Клуб молчал. Потом опять раздался протяжный крик Васьки. На этот раз Веня приложил к стене ухо, как врач прикладывает стетоскоп к спине больного, пытаясь услышать в дышащих легких всхлип болезни.
– Черт его знает… – сказал наконец он. – Да чего в самом деле, что она – дурее нас? Раз ушла, значит, надо ей. Жива ведь!
Но он все-таки постоял еще немного, поглядел в зал, послушал. Клуб дышал спокойно. Веня нагнулся, подхватил Матю, сунул ее себе за пазуху – небрежно, вниз головой – и, не заботясь, как она там разместится, застегнул пуговицу.
– Пора нам. А вы спать ложитесь. – И вдруг передразнил: – «Васька! Васька!..» Свихнулись уже совсем. Праздник завтра. И лозунг свой ты бросай, хватит уже, слышишь?
Он подошел к матери, серьезно посмотрел ей в глаза, и Фая видела, как в лице Вени что-то дрогнуло. Он постоял секунду, глядя на мать, но тут же вечная, непобедимая, нагловатая улыбка разлилась по его лицу. Он покрутил указательным пальцем у виска:
– Семьдесят восемь лозунгов… Да столько и домов-то в Буртыме нет. Не сходи с ума, Агния. Спать иди.
Схватил ватник и шапку, лежавшие на трибуне, надел и вышел.
Мать и Фая еще постояли на сцене.
– Чего мы испугались? – спросила мать. – Фаичка, правда ведь, спать надо идти.
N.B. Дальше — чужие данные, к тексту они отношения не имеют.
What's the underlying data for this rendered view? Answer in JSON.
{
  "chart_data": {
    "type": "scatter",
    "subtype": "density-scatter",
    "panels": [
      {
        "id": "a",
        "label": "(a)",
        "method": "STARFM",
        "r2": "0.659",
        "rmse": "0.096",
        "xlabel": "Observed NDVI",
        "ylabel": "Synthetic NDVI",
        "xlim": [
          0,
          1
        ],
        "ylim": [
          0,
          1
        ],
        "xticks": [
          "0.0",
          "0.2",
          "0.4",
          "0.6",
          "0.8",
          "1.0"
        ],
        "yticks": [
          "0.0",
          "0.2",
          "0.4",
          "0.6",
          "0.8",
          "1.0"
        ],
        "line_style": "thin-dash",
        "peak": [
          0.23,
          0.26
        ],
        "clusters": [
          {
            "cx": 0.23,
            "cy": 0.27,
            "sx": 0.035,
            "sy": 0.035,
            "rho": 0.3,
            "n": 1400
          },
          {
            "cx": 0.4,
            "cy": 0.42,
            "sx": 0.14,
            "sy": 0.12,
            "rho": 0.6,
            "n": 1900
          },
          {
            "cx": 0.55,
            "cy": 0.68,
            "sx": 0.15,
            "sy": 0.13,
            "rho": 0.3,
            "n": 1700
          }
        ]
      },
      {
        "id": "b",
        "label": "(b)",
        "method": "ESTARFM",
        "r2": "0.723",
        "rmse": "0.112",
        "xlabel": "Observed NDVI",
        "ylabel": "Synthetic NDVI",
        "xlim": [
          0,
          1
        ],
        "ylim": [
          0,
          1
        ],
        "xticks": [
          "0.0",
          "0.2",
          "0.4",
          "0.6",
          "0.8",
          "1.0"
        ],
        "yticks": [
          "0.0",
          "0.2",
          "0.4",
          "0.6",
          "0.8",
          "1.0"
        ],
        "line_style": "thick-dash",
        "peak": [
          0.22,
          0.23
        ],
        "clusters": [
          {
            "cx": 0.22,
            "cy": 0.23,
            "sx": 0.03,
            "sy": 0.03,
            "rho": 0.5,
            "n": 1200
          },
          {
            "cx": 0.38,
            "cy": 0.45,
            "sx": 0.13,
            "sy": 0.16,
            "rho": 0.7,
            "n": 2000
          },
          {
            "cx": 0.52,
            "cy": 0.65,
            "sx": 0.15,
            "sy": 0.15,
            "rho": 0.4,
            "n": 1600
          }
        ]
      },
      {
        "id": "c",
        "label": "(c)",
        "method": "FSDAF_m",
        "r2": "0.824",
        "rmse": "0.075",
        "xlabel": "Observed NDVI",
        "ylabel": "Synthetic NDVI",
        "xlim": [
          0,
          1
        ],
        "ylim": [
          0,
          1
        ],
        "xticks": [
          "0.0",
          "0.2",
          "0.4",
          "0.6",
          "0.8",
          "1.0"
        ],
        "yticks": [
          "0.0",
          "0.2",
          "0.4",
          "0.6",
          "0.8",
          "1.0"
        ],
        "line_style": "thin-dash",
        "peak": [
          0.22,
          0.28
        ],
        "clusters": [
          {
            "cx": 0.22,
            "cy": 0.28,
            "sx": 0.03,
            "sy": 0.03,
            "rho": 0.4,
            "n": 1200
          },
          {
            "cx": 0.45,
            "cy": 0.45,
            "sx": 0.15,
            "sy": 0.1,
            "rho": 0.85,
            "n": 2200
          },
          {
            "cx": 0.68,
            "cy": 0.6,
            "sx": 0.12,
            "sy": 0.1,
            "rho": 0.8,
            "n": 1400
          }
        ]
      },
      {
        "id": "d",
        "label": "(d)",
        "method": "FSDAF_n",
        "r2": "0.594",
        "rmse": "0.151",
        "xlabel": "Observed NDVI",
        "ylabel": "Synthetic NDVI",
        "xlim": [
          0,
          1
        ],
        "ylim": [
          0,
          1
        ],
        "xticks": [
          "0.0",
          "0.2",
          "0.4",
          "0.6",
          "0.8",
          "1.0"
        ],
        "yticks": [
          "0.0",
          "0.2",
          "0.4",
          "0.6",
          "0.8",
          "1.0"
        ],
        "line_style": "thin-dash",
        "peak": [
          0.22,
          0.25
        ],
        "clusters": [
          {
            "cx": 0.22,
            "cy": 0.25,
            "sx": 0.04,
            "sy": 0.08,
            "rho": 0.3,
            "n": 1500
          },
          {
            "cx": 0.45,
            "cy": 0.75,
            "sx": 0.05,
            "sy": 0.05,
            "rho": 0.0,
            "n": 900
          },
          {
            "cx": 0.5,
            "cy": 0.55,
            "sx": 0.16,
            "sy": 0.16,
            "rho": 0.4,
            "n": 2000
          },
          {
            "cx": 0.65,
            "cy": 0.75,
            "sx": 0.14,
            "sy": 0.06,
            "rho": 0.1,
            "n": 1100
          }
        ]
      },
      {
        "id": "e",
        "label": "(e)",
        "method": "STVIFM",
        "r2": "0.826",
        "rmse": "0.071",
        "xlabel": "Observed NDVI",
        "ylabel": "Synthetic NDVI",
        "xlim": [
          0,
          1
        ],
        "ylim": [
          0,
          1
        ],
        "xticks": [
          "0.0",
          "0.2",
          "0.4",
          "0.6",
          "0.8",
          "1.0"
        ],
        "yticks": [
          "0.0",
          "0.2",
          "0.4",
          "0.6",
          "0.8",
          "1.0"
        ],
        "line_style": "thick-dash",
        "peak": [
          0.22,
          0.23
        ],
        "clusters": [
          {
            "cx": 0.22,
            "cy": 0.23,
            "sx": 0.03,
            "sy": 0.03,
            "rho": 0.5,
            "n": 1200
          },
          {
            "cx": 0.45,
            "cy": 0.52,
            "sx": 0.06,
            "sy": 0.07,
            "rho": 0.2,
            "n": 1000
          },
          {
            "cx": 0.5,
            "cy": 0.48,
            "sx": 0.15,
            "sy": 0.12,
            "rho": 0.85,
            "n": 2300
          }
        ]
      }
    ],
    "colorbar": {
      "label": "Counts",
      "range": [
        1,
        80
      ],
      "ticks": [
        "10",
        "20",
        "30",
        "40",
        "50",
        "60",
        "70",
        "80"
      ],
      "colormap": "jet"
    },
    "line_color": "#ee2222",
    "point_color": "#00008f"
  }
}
Завтра праздник, дел будет много. Пошли?
Фая подошла к матери, ткнулась лицом ей в живот – она всегда носом, щеками будет помнить материн живот. Они больше не говорили о Ваське, и Васька молчала. И на недописанный лозунг мать не глянула больше. Легли они вместе, на диван.
Их разбудили ни свет ни заря – приехали за флагами и лозунгами. Три мужика в валенках с калошами, с дымящимися самокрутками в зубах, не снимая шапок, не глядя по сторонам, топая и поругиваясь, начали таскать из гримировочной один за другим кумачовые лозунги, аккуратно уложенные матерью как бы стопкой – подрамник к подрамнику, с полу до высокого потолка. Директор Сидоров встал у распахнутой на улицу двери, наблюдая за мужиками, не унесли бы чего лишнего. На сцену и в гримировочную залетали, тая, снежинки, стопа лозунгов убывала, а лужа на полу от валенок с калошами все росла. Уже и свернутые в трубки бумажные лозунги, лежавшие поленницей у стены, поплыли на улицу, мужики уносили их охапками, как дрова. Уже и флаги, частоколом выстроившиеся на сцене, двинулись украшать буртымские занесенные снегом избы и бараки. А мужики все ходили и ходили, поругиваясь и дымя. Вынося из клуба продукцию матери, они вносили пихтовые ветки, сваливали их в углу сцены. Клуб постепенно заполнялся новыми запахами и непривычными звуками. Даже оркестр за стеной начал в это утро сипеть, хрюкать и кукарекать как-то по-особенному: духовики волновались, в первый раз в этом сезоне им предстояло играть на публику, у новеньких, пришедших к Бржевскому в этом сентябре, дрожали губы и немели пальцы. Пришли в клуб какие-то тетки, а также все уборщицы, библиотекарша, кассирша. Они перетаскали в фойе пихтовые лапы и стали связывать в гирлянды, перевивая их полосками кумача. Агния Ивановна руководила, завязывала пышные банты, восхищавшие теток, потом вдруг бросала все и вылетала в одном платье на улицу – поглядеть, как вешают на клуб праздничное панно, срисованное ею по клеткам с заветной, три года хранившейся в чемодане, ждавшей своего часа почтовой открытки. Взятие Зимнего, и броневик, и крейсер «Аврора», и профиль бородача-солдата, и матрос, перевязанный пулеметными лентами, – все разом помещалось на маленькой открытке, а теперь и на просторном панно. Панно… И слова-то такого в Буртыме еще не слыхали. Но быстро, быстро привыкнут к нему буртымцы.